Patterson v. Clark

96 Ga. 494 | Ga. | 1895

Lumpkin, Justice.

This was an equitable petition brought by Mrs. Mary A. Patterson against 'W. H. H. Clark. He filed an answer somewhat in the nature of a cross-bill, and upon the trial there was a finding in his favor for $594.75, the verdict also declaring that he was entitled, for the purpose of collecting this sum, to a first lien on certain land involved in the litigation.

1. The only legal question presented for our determination arose as follows: It appeared from the evidence that J. H. Patterson had borrowed from one Ilambright a sum of money for the purpose of paying off certain executions against Patterson, held by Bell Thompson, Baxter and others. Clark was security for Patterson in obtaining this loan, and there was sufficient evidence to warrant the jury in finding that there was an agreement between these parties that paying the holders of these executions with the funds thus raised should not operate to extinguish the executions, but that they should remain open against Patterson for the benefit of Clark, in order to indemnify him against loss by reason of the suretyship.

The court was requested to charge, that “if J. H. Patterson borrowed money from Hambright, with Clark as security, then the money would belong to Patterson and not to Clark; and when applied to Bell Thompson fi. fas. and the Baxter and other fi.fas., it was a payment and extinguishment of the fi. fas. so far as the complainant, Mary A. Patterson, was concerned.” The refusal of the court to give this request is assigned as error.

Ordinarily, where a judgment debtor borrows money with which to pay off a judgment against him, and uses the money for this purpose, the judgment becomes satisfied and is no longer operative as a lien upon the debtor’s *496property. It often happens, however, that a judgment debtor agrees with one who lends him money for such a purpose, that the judgment and execution shall not be satisfied by payment to the holder thereof, but shall be transferred to the lender as secui’ity for the loan; and there can be no doubt that such an arrangement is strictly proper and legitimate. We see no reason why a similar arrangement may not be made for the protection of one who, by becoming surety for a debtor, aids the latter in procuring money with wdiich to pay a judgment creditor who is pressing for the collection of his money. Assuming that the jury found correctly as to the facts, this is precisely what was done in the present case. In the absence of any agreement or understanding upon the subject, it ivould doubtless be true that when Patterson paid his judgment creditors the amounts respectively due them, their executions would become satisfied; but if Patterson made an express contract with Clark, in order to induce him to become surety, that the executions should not become satisfied but should be held by Clark for his protection, what good reason in law or in morals can be suggested why this contract should not, inter partes, be enforced for the benefit of the surety? None occurs to us, and none was presented in the argument for the plaintiff' in error. We are therefore well satisfied that the court did not err in declining to give, without qualification, the charge requested.

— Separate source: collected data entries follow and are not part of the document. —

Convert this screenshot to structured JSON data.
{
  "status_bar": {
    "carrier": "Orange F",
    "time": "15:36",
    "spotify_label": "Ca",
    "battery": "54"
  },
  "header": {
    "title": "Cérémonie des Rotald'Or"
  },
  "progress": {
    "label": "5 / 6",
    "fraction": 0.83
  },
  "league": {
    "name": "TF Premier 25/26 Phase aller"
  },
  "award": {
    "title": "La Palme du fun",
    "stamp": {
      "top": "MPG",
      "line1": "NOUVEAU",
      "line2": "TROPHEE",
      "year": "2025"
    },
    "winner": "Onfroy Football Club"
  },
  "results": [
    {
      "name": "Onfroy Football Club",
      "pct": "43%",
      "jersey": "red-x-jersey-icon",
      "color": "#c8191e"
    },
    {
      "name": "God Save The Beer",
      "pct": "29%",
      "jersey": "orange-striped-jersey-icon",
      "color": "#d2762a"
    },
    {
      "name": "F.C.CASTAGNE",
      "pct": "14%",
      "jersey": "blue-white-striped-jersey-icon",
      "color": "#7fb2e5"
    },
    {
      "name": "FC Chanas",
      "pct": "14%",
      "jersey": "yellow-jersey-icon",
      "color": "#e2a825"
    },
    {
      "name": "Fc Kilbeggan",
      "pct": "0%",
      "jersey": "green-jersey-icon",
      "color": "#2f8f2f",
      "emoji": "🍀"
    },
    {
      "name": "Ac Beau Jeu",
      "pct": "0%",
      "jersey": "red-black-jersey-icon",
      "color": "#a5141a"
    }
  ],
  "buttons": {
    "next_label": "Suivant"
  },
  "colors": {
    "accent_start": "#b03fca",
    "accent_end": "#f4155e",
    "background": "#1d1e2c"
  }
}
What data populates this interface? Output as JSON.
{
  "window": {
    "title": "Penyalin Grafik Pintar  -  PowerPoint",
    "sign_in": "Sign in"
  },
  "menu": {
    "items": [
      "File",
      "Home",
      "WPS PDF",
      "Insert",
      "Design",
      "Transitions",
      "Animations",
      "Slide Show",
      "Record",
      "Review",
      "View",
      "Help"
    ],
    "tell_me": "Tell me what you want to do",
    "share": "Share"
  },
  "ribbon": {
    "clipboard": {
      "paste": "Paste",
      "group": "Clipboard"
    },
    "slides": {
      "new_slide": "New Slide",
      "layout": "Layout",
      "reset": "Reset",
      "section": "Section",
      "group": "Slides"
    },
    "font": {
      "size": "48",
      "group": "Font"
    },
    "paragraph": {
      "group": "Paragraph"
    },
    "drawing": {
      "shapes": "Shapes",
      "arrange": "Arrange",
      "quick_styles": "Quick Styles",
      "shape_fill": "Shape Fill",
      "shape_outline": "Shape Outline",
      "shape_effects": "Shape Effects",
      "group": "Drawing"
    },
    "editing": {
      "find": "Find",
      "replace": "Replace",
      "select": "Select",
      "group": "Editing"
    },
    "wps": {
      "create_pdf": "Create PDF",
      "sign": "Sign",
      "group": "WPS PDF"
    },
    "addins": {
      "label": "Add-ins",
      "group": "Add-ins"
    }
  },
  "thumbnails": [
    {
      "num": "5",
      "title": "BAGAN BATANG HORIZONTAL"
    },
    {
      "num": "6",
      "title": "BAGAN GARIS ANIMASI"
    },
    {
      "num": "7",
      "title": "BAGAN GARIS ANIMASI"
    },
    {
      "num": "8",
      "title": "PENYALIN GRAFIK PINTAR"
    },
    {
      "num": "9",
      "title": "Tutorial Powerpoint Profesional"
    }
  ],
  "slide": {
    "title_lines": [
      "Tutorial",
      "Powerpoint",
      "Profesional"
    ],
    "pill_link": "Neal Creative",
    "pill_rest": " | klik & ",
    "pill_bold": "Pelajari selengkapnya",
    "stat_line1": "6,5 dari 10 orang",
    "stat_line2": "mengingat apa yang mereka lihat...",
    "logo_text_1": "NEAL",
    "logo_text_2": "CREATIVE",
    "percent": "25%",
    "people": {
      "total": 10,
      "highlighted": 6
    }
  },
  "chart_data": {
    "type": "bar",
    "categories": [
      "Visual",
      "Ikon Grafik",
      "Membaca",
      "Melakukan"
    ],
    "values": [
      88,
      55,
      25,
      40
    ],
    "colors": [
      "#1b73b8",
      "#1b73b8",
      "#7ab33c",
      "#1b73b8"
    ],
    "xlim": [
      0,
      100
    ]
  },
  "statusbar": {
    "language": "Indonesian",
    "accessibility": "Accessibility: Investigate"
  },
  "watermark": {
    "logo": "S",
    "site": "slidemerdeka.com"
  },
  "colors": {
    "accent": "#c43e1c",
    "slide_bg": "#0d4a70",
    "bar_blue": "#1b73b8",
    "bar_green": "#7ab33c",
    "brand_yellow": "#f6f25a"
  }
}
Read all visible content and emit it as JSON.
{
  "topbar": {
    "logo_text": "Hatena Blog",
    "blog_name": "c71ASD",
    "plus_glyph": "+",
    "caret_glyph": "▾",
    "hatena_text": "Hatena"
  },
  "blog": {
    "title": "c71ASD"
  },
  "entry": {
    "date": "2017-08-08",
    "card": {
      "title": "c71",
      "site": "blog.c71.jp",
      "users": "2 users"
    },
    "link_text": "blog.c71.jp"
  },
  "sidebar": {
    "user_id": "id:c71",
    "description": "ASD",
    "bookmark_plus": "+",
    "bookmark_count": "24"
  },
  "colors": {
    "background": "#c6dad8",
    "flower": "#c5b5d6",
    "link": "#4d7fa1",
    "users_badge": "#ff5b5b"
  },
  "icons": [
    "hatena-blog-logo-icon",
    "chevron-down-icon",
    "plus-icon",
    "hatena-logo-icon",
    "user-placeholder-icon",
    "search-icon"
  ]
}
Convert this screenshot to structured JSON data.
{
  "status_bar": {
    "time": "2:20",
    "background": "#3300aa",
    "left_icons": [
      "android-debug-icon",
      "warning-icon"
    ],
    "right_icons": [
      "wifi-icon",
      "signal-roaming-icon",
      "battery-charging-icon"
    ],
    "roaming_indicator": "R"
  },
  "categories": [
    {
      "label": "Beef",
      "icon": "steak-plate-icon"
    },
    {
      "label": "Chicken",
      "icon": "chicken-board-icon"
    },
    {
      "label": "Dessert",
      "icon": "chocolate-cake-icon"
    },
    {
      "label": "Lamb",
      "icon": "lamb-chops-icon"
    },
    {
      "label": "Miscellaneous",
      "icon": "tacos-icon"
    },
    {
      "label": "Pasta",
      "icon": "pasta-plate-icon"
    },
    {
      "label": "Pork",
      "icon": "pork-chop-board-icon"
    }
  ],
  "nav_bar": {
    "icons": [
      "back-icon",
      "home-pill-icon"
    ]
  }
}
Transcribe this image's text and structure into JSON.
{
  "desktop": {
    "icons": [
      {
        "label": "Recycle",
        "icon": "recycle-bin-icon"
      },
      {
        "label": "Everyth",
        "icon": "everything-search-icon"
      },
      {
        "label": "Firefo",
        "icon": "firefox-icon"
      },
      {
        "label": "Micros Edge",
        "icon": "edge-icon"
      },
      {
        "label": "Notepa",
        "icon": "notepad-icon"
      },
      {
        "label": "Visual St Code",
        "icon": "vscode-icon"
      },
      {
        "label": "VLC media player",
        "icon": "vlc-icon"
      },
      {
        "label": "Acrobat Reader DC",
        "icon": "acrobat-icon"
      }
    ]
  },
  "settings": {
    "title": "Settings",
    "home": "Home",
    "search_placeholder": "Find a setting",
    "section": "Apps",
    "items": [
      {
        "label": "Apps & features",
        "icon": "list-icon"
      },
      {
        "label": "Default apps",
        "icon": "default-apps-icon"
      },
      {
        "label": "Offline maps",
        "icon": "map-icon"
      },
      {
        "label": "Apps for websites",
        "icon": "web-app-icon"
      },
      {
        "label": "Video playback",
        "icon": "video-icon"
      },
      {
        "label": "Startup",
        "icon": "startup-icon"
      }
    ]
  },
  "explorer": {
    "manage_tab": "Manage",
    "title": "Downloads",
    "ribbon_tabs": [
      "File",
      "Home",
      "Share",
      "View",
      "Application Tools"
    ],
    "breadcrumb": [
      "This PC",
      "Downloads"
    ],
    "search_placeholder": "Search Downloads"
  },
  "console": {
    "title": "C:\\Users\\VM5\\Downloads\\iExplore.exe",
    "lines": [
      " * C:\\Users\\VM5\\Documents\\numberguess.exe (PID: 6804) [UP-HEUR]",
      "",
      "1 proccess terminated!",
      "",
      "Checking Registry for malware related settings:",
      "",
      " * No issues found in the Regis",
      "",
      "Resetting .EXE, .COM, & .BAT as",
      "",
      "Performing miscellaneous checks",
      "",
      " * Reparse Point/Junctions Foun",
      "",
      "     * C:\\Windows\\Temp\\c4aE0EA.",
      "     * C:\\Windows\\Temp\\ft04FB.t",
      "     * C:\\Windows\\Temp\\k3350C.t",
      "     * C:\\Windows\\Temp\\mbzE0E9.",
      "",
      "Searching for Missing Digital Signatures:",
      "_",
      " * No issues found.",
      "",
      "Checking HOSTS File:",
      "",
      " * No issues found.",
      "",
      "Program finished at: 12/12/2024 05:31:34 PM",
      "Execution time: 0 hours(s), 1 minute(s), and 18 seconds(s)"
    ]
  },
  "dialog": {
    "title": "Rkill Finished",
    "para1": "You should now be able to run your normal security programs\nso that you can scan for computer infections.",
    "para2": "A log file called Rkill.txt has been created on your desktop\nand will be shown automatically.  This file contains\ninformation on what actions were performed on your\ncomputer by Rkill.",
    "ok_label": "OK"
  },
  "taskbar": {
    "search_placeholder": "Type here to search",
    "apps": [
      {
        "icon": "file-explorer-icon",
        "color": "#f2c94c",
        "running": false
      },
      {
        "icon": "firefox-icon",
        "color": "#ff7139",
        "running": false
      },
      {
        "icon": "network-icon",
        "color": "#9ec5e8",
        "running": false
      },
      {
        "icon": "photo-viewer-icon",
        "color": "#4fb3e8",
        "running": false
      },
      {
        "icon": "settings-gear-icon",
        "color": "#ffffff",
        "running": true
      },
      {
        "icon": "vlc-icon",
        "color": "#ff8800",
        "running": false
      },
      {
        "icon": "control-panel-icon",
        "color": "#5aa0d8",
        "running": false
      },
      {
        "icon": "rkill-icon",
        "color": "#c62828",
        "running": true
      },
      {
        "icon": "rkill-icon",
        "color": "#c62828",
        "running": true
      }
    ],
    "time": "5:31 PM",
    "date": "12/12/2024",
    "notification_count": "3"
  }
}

2. Having thus disposed of the only legal question in the case, it only remains to be added that the evidence was sufficient to warrant the finding in Clark’s favor, with one exception, viz: the amount of the verdict was, through inadvertence or otherwise, too large. But this does not necessitate another trial, because, by appropriate direction, we have cured the error committed by the jury in this respect. Judgment affirmed, with direction.